The real estate information company said mortgage lenders sent California homeowners 81,550 default notices during the October-to-December period, a 12.4 percent increase from the 72,571 in the previous quarter, and a 114.6 percent from the 37,994 notices in the fourth-quarter of 2006.
“Foreclosure activity is closely tied to a decline in home values. With today’s depreciation, an increasing number of homeowners find themselves owing more on a property than it’s market value, setting the stage for default if there is mortgage payment shock, a job loss or the owner needs to move,” said Marshall Prentice, DataQuick’s president.
The company said the median price paid for a California home peaked at $484,000 last March and fell to $402,000 by the end of 2007.
The bulk of the loans that went into default last quarter were originated between August 2005 and October 2006, with a median age of 22 months, up from 15 months a year earlier.

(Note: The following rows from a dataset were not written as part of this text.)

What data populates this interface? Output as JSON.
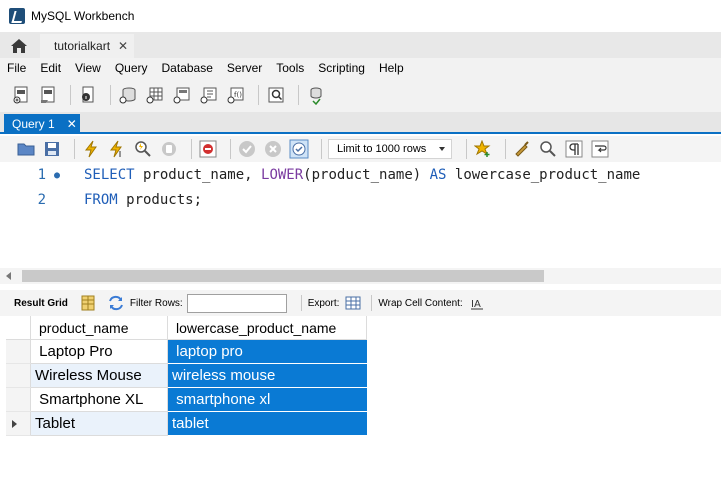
{
  "window": {
    "title": "MySQL Workbench"
  },
  "tabs": {
    "connection_tab": "tutorialkart",
    "close_glyph": "✕"
  },
  "menu": [
    "File",
    "Edit",
    "View",
    "Query",
    "Database",
    "Server",
    "Tools",
    "Scripting",
    "Help"
  ],
  "query_tab": {
    "label": "Query 1",
    "close_glyph": "✕"
  },
  "sql_toolbar": {
    "limit_value": "Limit to 1000 rows"
  },
  "editor": {
    "lines": [
      {
        "number": "1",
        "marker": "●"
      },
      {
        "number": "2",
        "marker": ""
      }
    ],
    "line1": {
      "kw1": "SELECT",
      "id1": " product_name, ",
      "fn1": "LOWER",
      "id2": "(product_name) ",
      "kw2": "AS",
      "id3": " lowercase_product_name"
    },
    "line2": {
      "kw1": "FROM",
      "id1": " products;"
    }
  },
  "result_toolbar": {
    "result_grid_label": "Result Grid",
    "filter_label": "Filter Rows:",
    "filter_value": "",
    "export_label": "Export:",
    "wrap_label": "Wrap Cell Content:"
  },
  "grid": {
    "columns": [
      "product_name",
      "lowercase_product_name"
    ],
    "rows": [
      {
        "product_name": " Laptop Pro",
        "lowercase_product_name": " laptop pro"
      },
      {
        "product_name": "Wireless Mouse",
        "lowercase_product_name": "wireless mouse"
      },
      {
        "product_name": " Smartphone XL",
        "lowercase_product_name": " smartphone xl"
      },
      {
        "product_name": "Tablet",
        "lowercase_product_name": "tablet"
      }
    ]
  },
  "colors": {
    "accent": "#0a70c4",
    "selection": "#0a7ad4",
    "keyword": "#1f5eb8"
  }
}
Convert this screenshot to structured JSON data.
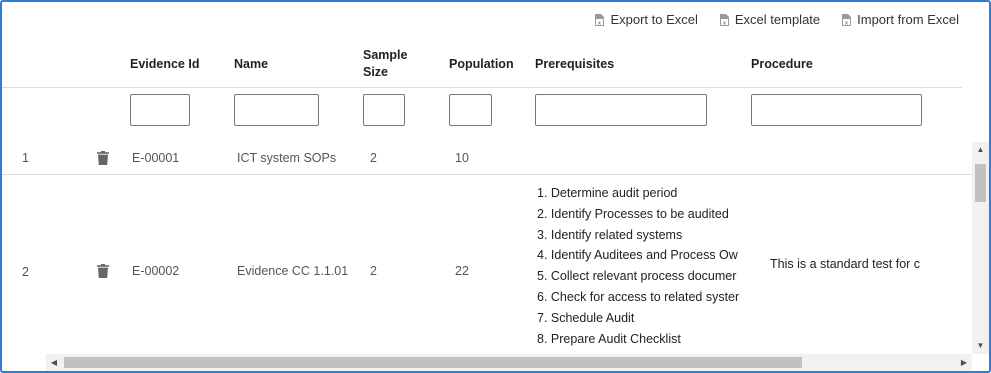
{
  "toolbar": {
    "export_label": "Export to Excel",
    "template_label": "Excel template",
    "import_label": "Import from Excel"
  },
  "columns": {
    "evidence_id": "Evidence Id",
    "name": "Name",
    "sample_size_line1": "Sample",
    "sample_size_line2": "Size",
    "population": "Population",
    "prerequisites": "Prerequisites",
    "procedure": "Procedure"
  },
  "filters": {
    "evidence_id": "",
    "name": "",
    "sample_size": "",
    "population": "",
    "prerequisites": "",
    "procedure": ""
  },
  "rows": [
    {
      "index": "1",
      "evidence_id": "E-00001",
      "name": "ICT system SOPs",
      "sample_size": "2",
      "population": "10",
      "prerequisites": [],
      "procedure": ""
    },
    {
      "index": "2",
      "evidence_id": "E-00002",
      "name": "Evidence CC 1.1.01",
      "sample_size": "2",
      "population": "22",
      "prerequisites": [
        "1. Determine audit period",
        "2. Identify Processes to be audited",
        "3. Identify related systems",
        "4. Identify Auditees and Process Ow",
        "5. Collect relevant process documer",
        "6. Check for access to related syster",
        "7. Schedule Audit",
        "8. Prepare Audit Checklist"
      ],
      "procedure": "This is a standard test for  c"
    }
  ],
  "colors": {
    "frame_border": "#2b7fd6",
    "scrollbar_track": "#f1f1f1",
    "scrollbar_thumb": "#c1c1c1",
    "trash_icon": "#666666"
  },
  "icons": {
    "export": "excel-file-icon",
    "template": "excel-file-icon",
    "import": "excel-file-icon",
    "delete": "trash-icon"
  }
}
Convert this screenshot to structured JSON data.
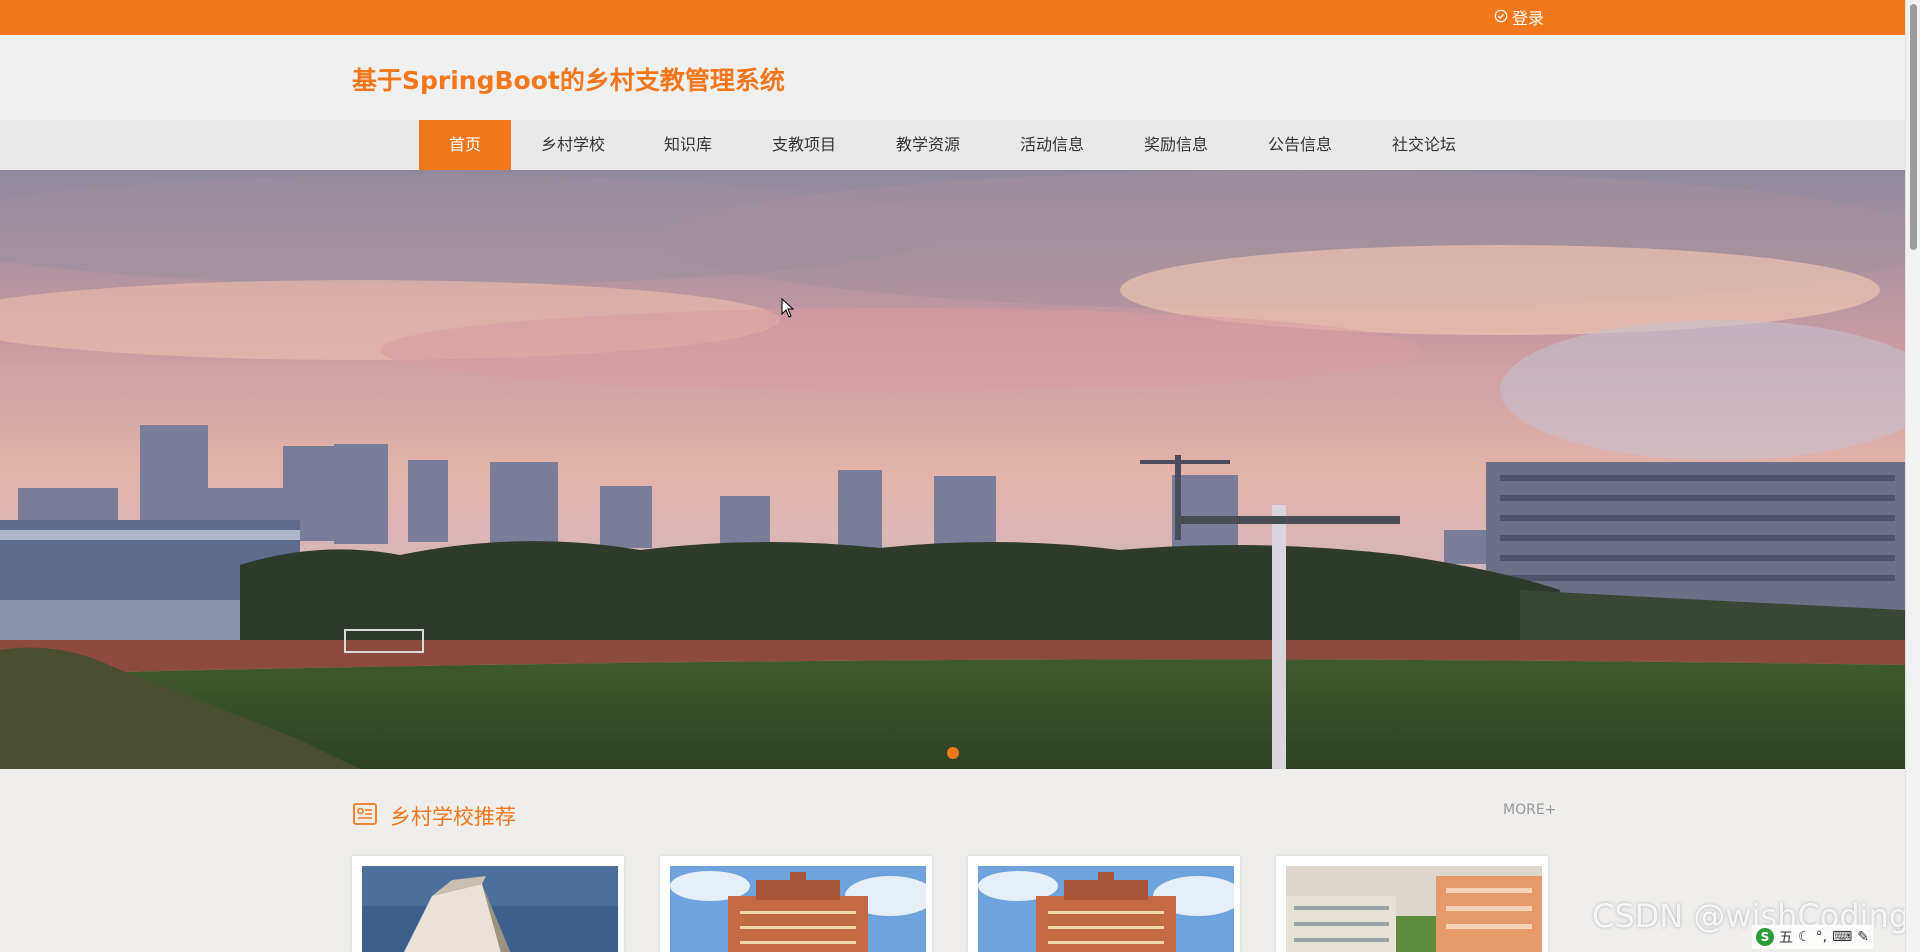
{
  "topbar": {
    "login_label": "登录"
  },
  "header": {
    "title": "基于SpringBoot的乡村支教管理系统"
  },
  "nav": {
    "items": [
      {
        "label": "首页",
        "active": true
      },
      {
        "label": "乡村学校"
      },
      {
        "label": "知识库"
      },
      {
        "label": "支教项目"
      },
      {
        "label": "教学资源"
      },
      {
        "label": "活动信息"
      },
      {
        "label": "奖励信息"
      },
      {
        "label": "公告信息"
      },
      {
        "label": "社交论坛"
      }
    ]
  },
  "banner": {
    "slide_count": 1,
    "current_slide": 1
  },
  "section": {
    "title": "乡村学校推荐",
    "more_label": "MORE+"
  },
  "watermark": {
    "text": "CSDN @wishCoding"
  },
  "ime": {
    "logo": "S",
    "mode": "五"
  },
  "colors": {
    "accent": "#f5771b",
    "nav_bg": "#e9e9e9",
    "page_bg": "#efeeec"
  }
}
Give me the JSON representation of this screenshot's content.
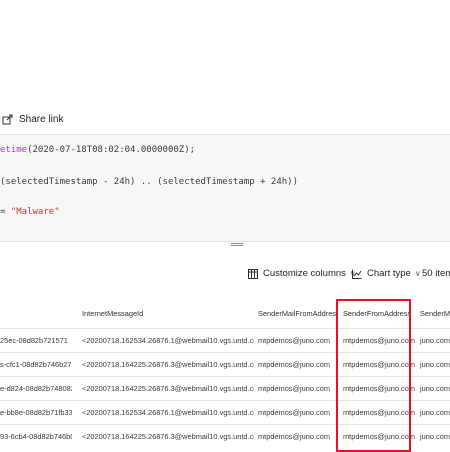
{
  "toolbar": {
    "share_label": "Share link",
    "share_icon": "share-icon"
  },
  "editor": {
    "line1": {
      "fn": "etime",
      "arg": "(2020-07-18T08:02:04.0000000Z);"
    },
    "line2": "(selectedTimestamp - 24h) .. (selectedTimestamp + 24h))",
    "line3": {
      "prefix": "= ",
      "str": "\"Malware\""
    }
  },
  "results_toolbar": {
    "customize_columns": "Customize columns",
    "chart_type": "Chart type",
    "items_count": "50 item"
  },
  "colors": {
    "highlight": "#e81123",
    "keyword": "#9b42b1",
    "string": "#c0392b"
  },
  "table": {
    "columns": [
      "",
      "InternetMessageId",
      "SenderMailFromAddress",
      "SenderFromAddress",
      "SenderMa"
    ],
    "rows": [
      [
        "25ec-08d82b721571",
        "<20200718.162534.26876.1@webmail10.vgs.untd.com>",
        "mtpdemos@juno.com",
        "mtpdemos@juno.com",
        "juno.com"
      ],
      [
        "s-cfc1-08d82b746b27",
        "<20200718.164225.26876.3@webmail10.vgs.untd.com>",
        "mtpdemos@juno.com",
        "mtpdemos@juno.com",
        "juno.com"
      ],
      [
        "e-d824-08d82b748083",
        "<20200718.164225.26876.3@webmail10.vgs.untd.com>",
        "mtpdemos@juno.com",
        "mtpdemos@juno.com",
        "juno.com"
      ],
      [
        "e-bb8e-08d82b71fb33",
        "<20200718.162534.26876.1@webmail10.vgs.untd.com>",
        "mtpdemos@juno.com",
        "mtpdemos@juno.com",
        "juno.com"
      ],
      [
        "93-6cb4-08d82b746b03",
        "<20200718.164225.26876.3@webmail10.vgs.untd.com>",
        "mtpdemos@juno.com",
        "mtpdemos@juno.com",
        "juno.com"
      ]
    ]
  }
}
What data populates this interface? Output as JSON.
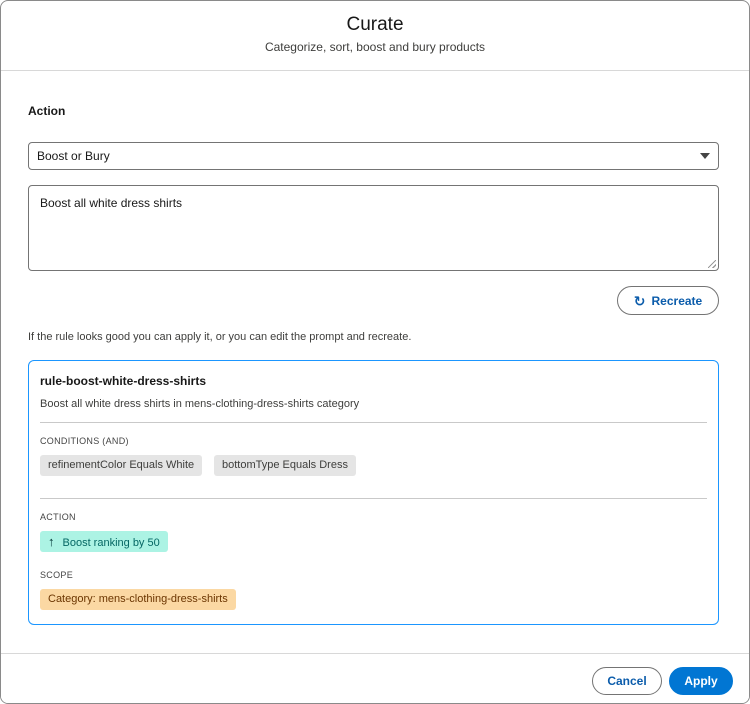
{
  "header": {
    "title": "Curate",
    "subtitle": "Categorize, sort, boost and bury products"
  },
  "form": {
    "action_label": "Action",
    "action_select_value": "Boost or Bury",
    "prompt_value": "Boost all white dress shirts",
    "recreate_label": "Recreate",
    "hint": "If the rule looks good you can apply it, or you can edit the prompt and recreate."
  },
  "rule": {
    "name": "rule-boost-white-dress-shirts",
    "description": "Boost all white dress shirts in mens-clothing-dress-shirts category",
    "conditions_label": "CONDITIONS (AND)",
    "conditions": [
      "refinementColor Equals White",
      "bottomType Equals Dress"
    ],
    "action_label": "ACTION",
    "action_value": "Boost ranking by 50",
    "scope_label": "SCOPE",
    "scope_value": "Category: mens-clothing-dress-shirts"
  },
  "footer": {
    "cancel_label": "Cancel",
    "apply_label": "Apply"
  },
  "icons": {
    "recreate": "refresh-icon",
    "boost": "arrow-up-icon",
    "dropdown": "chevron-down-icon"
  },
  "colors": {
    "brand_blue": "#0176d3",
    "link_blue": "#0b5cab",
    "card_border": "#1b96ff",
    "action_pill": "#acf3e4",
    "scope_pill": "#fbd8a3"
  }
}
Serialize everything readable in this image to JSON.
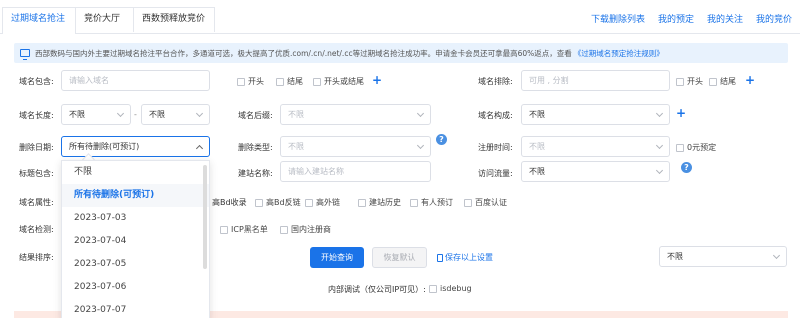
{
  "tabs": [
    "过期域名抢注",
    "竞价大厅",
    "西数预释放竞价"
  ],
  "top_links": [
    "下载删除列表",
    "我的预定",
    "我的关注",
    "我的竞价"
  ],
  "notice": {
    "text": "西部数码与国内外主要过期域名抢注平台合作，多通道可选，极大提高了优质.com/.cn/.net/.cc等过期域名抢注成功率。申请金卡会员还可拿最高60%返点，查看",
    "link": "《过期域名预定抢注规则》"
  },
  "form": {
    "domain_contains_label": "域名包含:",
    "domain_contains_placeholder": "请输入域名",
    "starts": "开头",
    "ends": "结尾",
    "starts_or_ends": "开头或结尾",
    "domain_exclude_label": "域名排除:",
    "domain_exclude_placeholder": "可用 , 分割",
    "length_label": "域名长度:",
    "length_from": "不限",
    "length_to": "不限",
    "length_sep": "-",
    "suffix_label": "域名后缀:",
    "suffix_value": "不限",
    "composition_label": "域名构成:",
    "composition_value": "不限",
    "delete_date_label": "删除日期:",
    "delete_date_value": "所有待删除(可预订)",
    "delete_type_label": "删除类型:",
    "delete_type_value": "不限",
    "reg_time_label": "注册时间:",
    "reg_time_value": "不限",
    "zero_yuan": "0元预定",
    "title_contains_label": "标题包含:",
    "site_name_label": "建站名称:",
    "site_name_placeholder": "请输入建站名称",
    "traffic_label": "访问流量:",
    "traffic_value": "不限",
    "attr_label": "域名属性:",
    "attr_options": [
      "高Bd收录",
      "高Bd反链",
      "高外链",
      "建站历史",
      "有人预订",
      "百度认证"
    ],
    "detect_label": "域名检测:",
    "detect_options": [
      "ICP黑名单",
      "国内注册商"
    ],
    "sort_label": "结果排序:",
    "sort_right_value": "不限"
  },
  "buttons": {
    "search": "开始查询",
    "reset": "恢复默认",
    "save": "保存以上设置"
  },
  "debug": {
    "label": "内部调试（仅公司IP可见）:",
    "option": "isdebug"
  },
  "dropdown": {
    "items": [
      "不限",
      "所有待删除(可预订)",
      "2023-07-03",
      "2023-07-04",
      "2023-07-05",
      "2023-07-06",
      "2023-07-07"
    ],
    "selected": "所有待删除(可预订)"
  },
  "colors": {
    "accent": "#1a73e8",
    "notice_bg": "#e8f2fd"
  }
}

Those behind on first mortgages statewide were on average five months behind on their payments when the lender started the default process, owing an average $11,121 on a median $340,000 mortgage.
Of the homeowners in default, an estimated 41 percent emerge from the foreclosure process by refinancing, selling the home, paying off what they owe, or becoming current on the loan, down from 71 percent a year ago.
The company also noted that mortgages were most likely to go into default in Merced, San Joaquin and Stanislaus counties, and least likely in San Francisco, Marin, and San Mateo counties.
Trustees Deeds, or those recorded when a home is lost as a result of foreclosure, totaled 31,676 during the fourth quarter, the highest level since DataQuick began tracking them in 1988.
That marked a 30.8 percent increase from the 24,209 recorded in the third quarter, and a whopping 421.2 percent from the 6,078 in fourth quarter 2006.